ISLAMABAD – The accountability court has barred former Prime Minister Nawaz Sharif and Finance Minister Ishaq Dar from selling off their property, including those in foreign countries, following their failure to appear before the court in NAB references against them.
Judge Muhammad Bashir has issued second notices to Nawaz Sharif and Dar, directing them to attend the next hearing on September 26, while the NAB authorities have pasted the notices outside Nawaz’s houses in Lahore.
The notices for Nawaz, carrying the names of Mariam Nawaz, Captain (r) Safdar, Hassan and Hussain Nawaz, have been displayed outside his residences in Model Town and Raiwind, while the notice for Dar has been sent to a Gulberg address.
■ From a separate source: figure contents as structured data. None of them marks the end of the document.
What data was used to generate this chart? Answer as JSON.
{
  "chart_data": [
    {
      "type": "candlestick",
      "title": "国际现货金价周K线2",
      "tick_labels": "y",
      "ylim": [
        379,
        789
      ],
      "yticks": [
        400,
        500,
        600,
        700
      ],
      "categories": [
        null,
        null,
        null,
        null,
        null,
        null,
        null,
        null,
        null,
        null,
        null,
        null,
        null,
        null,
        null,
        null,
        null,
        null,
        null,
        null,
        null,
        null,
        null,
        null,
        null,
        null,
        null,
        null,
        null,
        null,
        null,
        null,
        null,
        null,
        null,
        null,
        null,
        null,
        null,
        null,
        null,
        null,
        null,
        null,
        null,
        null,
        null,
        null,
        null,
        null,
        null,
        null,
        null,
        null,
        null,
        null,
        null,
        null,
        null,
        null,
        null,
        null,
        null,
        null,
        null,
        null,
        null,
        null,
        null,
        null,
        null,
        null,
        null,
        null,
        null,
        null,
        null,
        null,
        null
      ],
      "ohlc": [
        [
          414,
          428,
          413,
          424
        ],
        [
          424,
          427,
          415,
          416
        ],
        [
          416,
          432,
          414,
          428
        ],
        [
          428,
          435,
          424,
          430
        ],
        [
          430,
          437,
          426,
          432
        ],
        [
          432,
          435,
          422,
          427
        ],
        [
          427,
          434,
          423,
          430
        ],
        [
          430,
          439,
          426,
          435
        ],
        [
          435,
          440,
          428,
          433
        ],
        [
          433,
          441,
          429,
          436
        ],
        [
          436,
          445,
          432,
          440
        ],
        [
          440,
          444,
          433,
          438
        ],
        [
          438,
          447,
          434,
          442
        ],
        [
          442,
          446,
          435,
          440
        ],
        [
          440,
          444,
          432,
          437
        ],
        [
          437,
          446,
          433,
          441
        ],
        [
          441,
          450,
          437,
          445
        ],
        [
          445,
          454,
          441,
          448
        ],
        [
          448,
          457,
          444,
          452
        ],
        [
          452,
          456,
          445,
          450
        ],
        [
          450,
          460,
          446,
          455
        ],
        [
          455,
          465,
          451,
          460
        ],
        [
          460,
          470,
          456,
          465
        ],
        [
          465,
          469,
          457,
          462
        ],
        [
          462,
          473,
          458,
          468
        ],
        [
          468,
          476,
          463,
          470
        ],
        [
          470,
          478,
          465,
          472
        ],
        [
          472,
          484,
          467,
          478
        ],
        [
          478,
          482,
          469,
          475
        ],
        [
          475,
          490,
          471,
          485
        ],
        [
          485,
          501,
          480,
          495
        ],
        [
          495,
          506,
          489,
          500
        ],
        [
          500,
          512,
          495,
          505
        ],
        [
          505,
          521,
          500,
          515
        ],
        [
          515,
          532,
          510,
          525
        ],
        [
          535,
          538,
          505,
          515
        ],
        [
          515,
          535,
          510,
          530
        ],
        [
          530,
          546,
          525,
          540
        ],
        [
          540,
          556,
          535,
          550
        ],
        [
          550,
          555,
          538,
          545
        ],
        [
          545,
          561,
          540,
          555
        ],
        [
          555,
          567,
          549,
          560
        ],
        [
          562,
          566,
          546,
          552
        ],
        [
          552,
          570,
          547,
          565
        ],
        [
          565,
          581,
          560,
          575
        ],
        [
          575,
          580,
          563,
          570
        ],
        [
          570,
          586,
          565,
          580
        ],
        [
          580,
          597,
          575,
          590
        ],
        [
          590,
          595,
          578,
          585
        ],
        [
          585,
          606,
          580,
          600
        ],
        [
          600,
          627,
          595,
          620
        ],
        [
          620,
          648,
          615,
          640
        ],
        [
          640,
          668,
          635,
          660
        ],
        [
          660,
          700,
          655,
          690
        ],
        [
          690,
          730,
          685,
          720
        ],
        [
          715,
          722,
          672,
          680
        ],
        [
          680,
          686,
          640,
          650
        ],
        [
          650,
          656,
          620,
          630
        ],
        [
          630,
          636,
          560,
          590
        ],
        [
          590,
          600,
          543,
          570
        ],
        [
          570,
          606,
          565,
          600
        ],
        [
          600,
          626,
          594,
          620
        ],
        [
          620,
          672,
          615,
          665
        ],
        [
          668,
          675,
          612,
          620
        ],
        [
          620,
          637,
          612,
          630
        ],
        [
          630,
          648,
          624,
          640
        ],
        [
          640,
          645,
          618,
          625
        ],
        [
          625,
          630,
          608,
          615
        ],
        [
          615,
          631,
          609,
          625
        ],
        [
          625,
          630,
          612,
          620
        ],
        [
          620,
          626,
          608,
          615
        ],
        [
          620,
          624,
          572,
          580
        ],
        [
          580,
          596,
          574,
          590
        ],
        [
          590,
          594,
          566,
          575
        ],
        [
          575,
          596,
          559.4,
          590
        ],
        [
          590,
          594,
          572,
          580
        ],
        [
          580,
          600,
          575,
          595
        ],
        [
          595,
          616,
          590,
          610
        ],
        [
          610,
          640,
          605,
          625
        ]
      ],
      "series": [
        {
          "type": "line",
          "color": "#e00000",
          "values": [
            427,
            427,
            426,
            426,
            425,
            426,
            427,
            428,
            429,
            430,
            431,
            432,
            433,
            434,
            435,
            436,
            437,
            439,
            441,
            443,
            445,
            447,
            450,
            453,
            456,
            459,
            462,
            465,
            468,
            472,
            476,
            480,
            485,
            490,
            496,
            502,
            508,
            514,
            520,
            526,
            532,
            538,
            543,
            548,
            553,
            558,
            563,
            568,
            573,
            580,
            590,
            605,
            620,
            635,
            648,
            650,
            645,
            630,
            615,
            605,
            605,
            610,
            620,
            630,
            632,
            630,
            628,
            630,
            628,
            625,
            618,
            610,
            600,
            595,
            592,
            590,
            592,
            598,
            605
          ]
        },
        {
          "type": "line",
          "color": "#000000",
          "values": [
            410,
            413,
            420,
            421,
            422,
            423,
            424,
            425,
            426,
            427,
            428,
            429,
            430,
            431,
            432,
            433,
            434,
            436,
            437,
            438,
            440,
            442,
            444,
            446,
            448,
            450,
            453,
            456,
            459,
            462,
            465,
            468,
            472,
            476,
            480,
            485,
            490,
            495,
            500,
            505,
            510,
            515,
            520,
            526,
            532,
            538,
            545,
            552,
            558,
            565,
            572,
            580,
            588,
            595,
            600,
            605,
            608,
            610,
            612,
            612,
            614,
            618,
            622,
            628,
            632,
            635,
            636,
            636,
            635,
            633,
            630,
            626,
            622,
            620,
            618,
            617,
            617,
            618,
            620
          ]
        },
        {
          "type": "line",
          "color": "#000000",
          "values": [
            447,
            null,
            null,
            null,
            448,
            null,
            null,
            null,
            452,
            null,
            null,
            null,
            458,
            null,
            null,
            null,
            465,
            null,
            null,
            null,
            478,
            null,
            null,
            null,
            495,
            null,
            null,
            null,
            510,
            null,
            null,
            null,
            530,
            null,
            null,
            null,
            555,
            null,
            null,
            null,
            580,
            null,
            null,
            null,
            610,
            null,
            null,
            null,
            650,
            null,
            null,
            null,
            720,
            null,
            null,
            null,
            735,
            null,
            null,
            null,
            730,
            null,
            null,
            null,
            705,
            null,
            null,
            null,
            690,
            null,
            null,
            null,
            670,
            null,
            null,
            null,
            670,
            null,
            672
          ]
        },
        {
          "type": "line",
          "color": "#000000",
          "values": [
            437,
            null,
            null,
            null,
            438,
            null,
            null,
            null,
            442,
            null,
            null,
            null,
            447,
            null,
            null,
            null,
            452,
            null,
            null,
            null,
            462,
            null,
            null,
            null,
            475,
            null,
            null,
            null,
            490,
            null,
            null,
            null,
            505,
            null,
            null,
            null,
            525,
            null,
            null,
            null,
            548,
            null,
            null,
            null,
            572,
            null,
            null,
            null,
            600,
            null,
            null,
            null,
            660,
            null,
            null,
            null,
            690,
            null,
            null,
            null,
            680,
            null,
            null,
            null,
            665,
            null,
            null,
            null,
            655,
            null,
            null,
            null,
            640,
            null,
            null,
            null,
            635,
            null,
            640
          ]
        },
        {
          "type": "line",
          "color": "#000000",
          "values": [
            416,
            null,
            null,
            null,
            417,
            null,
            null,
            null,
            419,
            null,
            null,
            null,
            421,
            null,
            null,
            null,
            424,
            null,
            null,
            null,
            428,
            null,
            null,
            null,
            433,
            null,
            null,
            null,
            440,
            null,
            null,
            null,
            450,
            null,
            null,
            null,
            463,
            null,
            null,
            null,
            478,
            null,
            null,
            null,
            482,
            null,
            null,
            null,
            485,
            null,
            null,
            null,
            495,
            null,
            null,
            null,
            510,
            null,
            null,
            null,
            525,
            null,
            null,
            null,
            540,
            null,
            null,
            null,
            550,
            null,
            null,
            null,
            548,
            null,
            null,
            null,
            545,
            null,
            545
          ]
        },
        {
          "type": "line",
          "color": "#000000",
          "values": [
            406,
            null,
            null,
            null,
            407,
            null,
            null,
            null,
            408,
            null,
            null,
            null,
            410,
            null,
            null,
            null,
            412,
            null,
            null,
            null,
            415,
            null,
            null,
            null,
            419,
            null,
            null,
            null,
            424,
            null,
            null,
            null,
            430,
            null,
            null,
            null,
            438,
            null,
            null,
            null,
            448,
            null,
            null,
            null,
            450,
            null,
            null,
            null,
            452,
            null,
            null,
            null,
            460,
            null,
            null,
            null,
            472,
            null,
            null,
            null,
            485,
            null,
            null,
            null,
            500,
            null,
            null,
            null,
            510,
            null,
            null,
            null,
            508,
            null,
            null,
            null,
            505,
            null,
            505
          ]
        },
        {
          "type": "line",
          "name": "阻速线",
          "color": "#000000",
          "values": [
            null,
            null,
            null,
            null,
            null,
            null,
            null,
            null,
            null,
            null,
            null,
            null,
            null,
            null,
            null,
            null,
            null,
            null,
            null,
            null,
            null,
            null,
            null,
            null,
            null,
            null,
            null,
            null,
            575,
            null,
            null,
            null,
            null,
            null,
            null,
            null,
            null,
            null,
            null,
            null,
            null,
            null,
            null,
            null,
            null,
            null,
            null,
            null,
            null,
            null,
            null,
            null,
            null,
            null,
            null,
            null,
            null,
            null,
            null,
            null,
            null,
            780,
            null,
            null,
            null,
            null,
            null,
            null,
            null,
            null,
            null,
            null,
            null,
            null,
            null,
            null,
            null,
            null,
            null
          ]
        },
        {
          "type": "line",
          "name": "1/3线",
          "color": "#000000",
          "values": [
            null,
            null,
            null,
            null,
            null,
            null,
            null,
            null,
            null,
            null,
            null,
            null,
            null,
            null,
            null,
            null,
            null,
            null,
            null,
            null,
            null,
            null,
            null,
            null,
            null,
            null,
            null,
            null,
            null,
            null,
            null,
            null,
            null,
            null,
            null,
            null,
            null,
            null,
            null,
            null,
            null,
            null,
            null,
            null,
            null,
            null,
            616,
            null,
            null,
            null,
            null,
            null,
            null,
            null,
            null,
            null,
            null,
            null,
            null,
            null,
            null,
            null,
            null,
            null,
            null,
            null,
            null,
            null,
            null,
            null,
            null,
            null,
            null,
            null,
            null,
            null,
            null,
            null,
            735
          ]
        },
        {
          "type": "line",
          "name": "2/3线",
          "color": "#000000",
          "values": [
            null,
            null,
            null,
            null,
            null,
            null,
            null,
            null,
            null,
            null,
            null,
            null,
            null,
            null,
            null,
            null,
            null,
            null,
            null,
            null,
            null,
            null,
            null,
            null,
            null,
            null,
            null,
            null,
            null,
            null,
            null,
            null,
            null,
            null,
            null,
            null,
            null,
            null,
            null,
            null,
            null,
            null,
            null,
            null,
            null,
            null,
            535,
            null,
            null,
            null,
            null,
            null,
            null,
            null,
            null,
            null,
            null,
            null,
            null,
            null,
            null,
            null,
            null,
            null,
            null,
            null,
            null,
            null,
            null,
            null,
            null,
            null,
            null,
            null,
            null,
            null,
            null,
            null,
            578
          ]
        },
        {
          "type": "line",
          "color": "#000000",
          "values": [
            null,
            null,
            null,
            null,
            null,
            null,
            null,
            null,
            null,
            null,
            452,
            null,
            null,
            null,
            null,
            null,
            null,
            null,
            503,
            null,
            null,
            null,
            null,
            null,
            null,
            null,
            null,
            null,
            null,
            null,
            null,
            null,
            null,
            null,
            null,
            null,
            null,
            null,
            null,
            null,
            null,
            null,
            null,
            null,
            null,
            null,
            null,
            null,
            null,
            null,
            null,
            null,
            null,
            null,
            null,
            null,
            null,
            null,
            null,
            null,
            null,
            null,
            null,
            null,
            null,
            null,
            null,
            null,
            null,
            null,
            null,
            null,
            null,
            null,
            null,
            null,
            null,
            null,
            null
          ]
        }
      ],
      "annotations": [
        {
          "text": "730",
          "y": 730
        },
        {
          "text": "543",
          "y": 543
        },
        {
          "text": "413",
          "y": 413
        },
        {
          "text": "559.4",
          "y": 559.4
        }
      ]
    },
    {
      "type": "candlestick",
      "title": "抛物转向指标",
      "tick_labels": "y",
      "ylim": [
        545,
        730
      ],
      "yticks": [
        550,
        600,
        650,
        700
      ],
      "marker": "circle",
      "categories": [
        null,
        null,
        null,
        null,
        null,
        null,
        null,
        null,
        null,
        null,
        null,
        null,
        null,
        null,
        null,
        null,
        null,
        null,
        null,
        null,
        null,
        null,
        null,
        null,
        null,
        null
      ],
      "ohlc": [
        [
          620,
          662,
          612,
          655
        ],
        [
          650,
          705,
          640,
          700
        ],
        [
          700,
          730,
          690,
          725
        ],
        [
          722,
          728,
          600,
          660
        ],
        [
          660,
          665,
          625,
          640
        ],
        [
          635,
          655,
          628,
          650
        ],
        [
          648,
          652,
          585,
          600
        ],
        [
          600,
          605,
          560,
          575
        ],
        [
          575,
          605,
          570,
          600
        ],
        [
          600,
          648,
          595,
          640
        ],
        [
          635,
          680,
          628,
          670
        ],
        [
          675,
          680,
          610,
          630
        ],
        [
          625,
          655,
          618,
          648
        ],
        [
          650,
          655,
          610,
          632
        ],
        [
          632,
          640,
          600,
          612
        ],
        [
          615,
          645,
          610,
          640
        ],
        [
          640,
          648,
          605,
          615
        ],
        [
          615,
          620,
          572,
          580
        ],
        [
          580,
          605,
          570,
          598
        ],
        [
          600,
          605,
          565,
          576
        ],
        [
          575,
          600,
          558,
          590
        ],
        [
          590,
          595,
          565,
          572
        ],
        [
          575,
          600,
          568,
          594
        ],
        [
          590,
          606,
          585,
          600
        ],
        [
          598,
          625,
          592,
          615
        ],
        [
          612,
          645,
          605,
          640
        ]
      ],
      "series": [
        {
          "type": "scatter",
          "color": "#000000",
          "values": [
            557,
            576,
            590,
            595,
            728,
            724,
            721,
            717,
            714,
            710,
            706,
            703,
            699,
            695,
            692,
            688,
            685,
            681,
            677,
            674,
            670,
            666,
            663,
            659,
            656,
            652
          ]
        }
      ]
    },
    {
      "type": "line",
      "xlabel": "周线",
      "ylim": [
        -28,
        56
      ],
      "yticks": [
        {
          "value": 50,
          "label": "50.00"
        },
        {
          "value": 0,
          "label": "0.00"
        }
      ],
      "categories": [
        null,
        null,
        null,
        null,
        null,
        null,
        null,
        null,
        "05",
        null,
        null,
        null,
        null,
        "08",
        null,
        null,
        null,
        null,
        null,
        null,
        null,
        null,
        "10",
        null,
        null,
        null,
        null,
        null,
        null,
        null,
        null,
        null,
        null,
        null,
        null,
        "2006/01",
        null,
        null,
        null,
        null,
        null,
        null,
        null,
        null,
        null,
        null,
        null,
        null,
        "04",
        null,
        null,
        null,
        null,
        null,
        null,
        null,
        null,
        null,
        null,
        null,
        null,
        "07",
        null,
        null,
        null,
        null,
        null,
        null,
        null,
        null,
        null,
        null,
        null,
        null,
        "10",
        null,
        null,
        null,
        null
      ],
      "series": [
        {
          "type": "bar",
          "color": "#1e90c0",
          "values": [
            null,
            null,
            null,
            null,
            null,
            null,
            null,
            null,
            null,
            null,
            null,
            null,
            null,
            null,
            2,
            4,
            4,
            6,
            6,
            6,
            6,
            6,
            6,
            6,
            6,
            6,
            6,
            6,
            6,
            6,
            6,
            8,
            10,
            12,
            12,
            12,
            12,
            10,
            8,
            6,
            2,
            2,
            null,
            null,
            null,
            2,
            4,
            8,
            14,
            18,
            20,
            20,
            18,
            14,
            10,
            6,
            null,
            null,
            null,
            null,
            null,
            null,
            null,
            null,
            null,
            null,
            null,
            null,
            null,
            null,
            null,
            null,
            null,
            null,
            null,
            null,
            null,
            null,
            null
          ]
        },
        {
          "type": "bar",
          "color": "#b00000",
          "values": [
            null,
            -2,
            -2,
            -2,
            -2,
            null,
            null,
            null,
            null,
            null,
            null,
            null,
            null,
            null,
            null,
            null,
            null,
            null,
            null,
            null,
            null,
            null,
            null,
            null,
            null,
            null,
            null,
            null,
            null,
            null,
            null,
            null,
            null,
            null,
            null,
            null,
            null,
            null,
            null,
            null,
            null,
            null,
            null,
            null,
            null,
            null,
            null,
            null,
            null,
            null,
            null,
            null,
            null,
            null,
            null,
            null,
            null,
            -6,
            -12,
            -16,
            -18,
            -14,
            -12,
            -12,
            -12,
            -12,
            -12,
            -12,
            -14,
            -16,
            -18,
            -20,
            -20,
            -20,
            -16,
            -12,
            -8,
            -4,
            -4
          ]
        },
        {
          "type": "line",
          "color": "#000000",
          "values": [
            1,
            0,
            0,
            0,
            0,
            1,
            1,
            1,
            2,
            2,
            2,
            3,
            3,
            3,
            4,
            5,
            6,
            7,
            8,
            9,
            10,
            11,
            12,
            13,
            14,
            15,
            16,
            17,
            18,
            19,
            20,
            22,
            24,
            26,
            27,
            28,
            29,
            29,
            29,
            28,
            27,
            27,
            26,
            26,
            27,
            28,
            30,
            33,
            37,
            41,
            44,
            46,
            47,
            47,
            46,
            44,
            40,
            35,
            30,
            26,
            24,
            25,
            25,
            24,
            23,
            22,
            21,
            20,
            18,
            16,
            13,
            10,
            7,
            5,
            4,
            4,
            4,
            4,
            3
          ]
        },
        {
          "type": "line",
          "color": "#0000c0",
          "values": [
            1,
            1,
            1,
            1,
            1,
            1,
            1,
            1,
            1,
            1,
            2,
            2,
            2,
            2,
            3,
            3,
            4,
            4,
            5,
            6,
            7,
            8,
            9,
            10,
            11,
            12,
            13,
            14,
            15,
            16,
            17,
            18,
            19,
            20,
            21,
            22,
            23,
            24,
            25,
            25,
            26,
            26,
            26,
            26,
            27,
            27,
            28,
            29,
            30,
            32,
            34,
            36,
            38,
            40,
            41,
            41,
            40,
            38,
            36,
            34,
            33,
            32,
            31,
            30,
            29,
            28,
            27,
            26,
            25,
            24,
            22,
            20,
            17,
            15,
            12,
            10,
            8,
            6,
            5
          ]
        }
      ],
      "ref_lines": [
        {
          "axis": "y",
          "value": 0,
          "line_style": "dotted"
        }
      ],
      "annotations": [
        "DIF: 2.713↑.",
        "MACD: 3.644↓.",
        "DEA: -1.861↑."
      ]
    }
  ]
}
As per the notice, the respondents cannot sell their property until the decision is made on the references.
The copies of the notices have also been sent to Lahore Development Authority (NAB), Excise Punjab, Security and Exchange Commission of Pakistan, DHA and different banks, Express Tribune reported.
Sharif family had to appear on Tuesday in corruption references filed by the NAB following the Supreme Court orders in Panamagate verdict.
The references were filed in the backdrop of Supreme Court’s July 28 decision in the Panama Papers case in which Nawaz Sharif was also disqualified for concealing his employment with Capital FZE, a firm owned by his younger son Hassan.
The bureau was given six weeks, from the date of the court’s order, to file the reference in an accountability court while the court was granted six months to complete the proceedings.
NAB’s Rawalpindi branch prepared references regarding the Azizia Steel Mills and the nearly dozen companies owned by the Sharif family.
The bureau’s Lahore branch prepared a reference on the Sharif family’s Avenfield apartments in London and another against Dar for owning assets beyond their known sources of income.